The researchers believe that LLMs learn this semantic hub strategy during training because it is an efficient way to process varied data. This allows knowledge to be shared across languages, avoiding the need to duplicate information. They also found that intervening in the model’s internal layers with English text while processing other languages predictably changed the model outputs. This phenomenon could be leveraged to encourage information sharing across diverse data types, potentially boosting efficiency. However, it’s also important to consider concepts that are not translatable across languages, such as culturally specific knowledge. Future research could explore how to balance maximum sharing with language-specific processing mechanisms.

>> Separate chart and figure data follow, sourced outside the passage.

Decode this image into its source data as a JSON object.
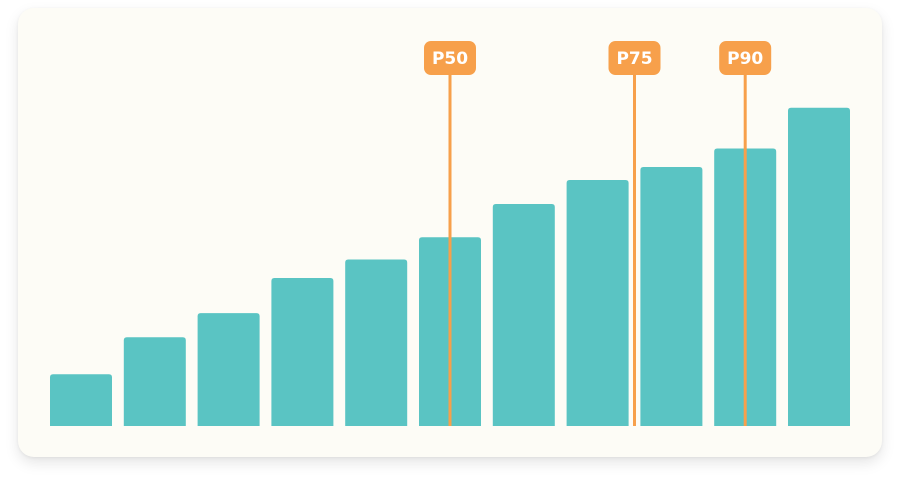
{
  "colors": {
    "bar": "#5ac4c3",
    "marker": "#f7a04b",
    "card_background": "#fdfcf6"
  },
  "chart_data": {
    "type": "bar",
    "title": "",
    "xlabel": "",
    "ylabel": "",
    "values": [
      14,
      24,
      30.5,
      40,
      45,
      51,
      60,
      66.5,
      70,
      75,
      86
    ],
    "ylim": [
      0,
      100
    ],
    "grid": false,
    "legend": "none",
    "markers": [
      {
        "label": "P50",
        "position": 5.5
      },
      {
        "label": "P75",
        "position": 8.0
      },
      {
        "label": "P90",
        "position": 9.5
      }
    ]
  }
}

These insights could also improve multilingual models. Understanding an LLM’s semantic hub could help prevent language interference, where an English-dominant model loses accuracy in English after learning another language.
Mor Geva Pipek, an assistant professor in the School of Computer Science at Tel Aviv University, who was not involved with this work, notes, “Understanding how language models process inputs across languages and modalities is a key question in artificial intelligence. This paper makes an interesting connection to neuroscience and shows that the proposed ‘semantic hub hypothesis’ holds in modern language models, where semantically similar representations of different data types are created in the model’s intermediate layers… The hypothesis and experiments nicely tie and extend findings from previous works and could be influential for future research on creating better multimodal models and studying links between them and brain function and cognition in humans.”